With a book titled Home Is Where the Bodies Are plastered onto a VHS sleeve, you know I picked up Jeneva Rose’s book as soon as I saw it.
Truly. I didn’t even read the blurb. The novel rotates between three adult siblings who have reunited after their mother dies. They live in a town so tiny that everyone knows everyone and you could go anywhere as a kid without worrying about anything. But Beth’s siblings, Michael and Nicole left for a reason. Michael, because he wanted to make something of his life, and he did. Nicole left because she couldn’t keep away from hard drugs and Beth finally cut her off. It’s Beth who’s felt stuck in life. She never left her small town, and in the end, she never even really left her childhood home. She thinks the family is this way as a result of their father going missing seven years prior.
Of course, at her mother’s bedside just before she passes she tries to utter that someone or something shouldn’t be trusted in relation to their father, but it can’t all get out before she’s gone. It seems fitting that Michael and Nicole make it just after she’s passed, leaving Beth to deal with this trauma on her own. If anything, the siblings can all agree that they want things settled as soon as possible. Their mother didn’t mince words in her will, leaving some things for each of her children, but naturally the important stuff went to Beth. They each also got letters they weren’t to open until after her funeral. That gives plenty of time for chaos to ensue.

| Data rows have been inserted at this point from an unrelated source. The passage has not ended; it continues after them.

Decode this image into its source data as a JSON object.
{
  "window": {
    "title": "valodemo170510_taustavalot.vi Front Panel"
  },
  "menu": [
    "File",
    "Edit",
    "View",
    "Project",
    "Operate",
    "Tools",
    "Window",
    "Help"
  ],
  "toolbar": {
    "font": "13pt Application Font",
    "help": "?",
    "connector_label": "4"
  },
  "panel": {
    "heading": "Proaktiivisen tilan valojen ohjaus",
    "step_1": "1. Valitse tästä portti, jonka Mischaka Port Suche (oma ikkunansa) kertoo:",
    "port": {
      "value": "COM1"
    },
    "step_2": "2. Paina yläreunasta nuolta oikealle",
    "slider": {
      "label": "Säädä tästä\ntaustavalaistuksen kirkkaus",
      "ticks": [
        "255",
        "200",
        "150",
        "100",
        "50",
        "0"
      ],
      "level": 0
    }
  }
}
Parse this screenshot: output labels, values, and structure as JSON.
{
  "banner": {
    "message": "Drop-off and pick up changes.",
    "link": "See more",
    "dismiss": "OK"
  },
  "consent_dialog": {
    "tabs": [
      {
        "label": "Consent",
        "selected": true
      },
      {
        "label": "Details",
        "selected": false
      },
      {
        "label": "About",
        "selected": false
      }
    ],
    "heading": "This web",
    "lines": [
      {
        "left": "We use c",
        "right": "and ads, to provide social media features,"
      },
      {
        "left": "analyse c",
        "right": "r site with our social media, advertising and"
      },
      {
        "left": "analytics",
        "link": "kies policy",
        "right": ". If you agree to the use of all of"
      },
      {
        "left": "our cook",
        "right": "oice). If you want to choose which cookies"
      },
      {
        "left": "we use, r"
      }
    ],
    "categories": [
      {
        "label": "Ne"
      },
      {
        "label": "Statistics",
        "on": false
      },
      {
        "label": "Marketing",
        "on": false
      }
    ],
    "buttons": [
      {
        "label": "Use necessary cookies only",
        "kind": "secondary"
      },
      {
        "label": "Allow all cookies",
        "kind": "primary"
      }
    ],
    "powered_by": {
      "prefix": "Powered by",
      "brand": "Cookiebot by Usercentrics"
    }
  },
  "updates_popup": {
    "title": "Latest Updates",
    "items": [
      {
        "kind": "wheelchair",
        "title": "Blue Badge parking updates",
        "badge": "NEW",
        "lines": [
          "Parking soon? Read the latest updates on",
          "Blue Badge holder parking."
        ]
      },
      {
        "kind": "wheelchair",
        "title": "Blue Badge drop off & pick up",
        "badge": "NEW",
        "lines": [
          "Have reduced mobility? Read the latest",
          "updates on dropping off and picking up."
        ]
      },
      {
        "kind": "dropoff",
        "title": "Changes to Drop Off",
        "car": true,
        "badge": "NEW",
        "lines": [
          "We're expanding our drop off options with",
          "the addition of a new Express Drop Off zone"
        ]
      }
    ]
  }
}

The chaos comes in the form of an old VHS tape from the summer of 1999 where they find footage of their dad standing next to the bloody body of a twelve year old girl who the whole town had presumed had gone missing. The case was never resolved and seemed to be the wedge that pushed between Beth and the missing girl’s older brother, Lucas. Naturally, the siblings don’t know what to do with this information. They are shocked, and then enraged at their mother for going along and hiding this for so much of their lives. Things only get worse when more bodies are involved and they aren’t sure if they ever really knew their parents. While Beth is busy trying to maybe rekindle something with Lucas, who is back in town, Nicole is trying to sleuth out what actually happened. She needs to know if her father was the cold-blooded killer that video made him out to be. And Michael just seems to be doing damage control for the two of them.
Once everything is finally revealed, it’s a juicy plot that makes you blanch a bit. Was it that surprising? Perhaps not, but it still left me very satisfied in reading how it all plays out. I know this book certainly has me more interested in Rose’s other works. Apparently there are more popular titles than this one, so I have high hopes! All I know is that this is definitely a book worth checking out.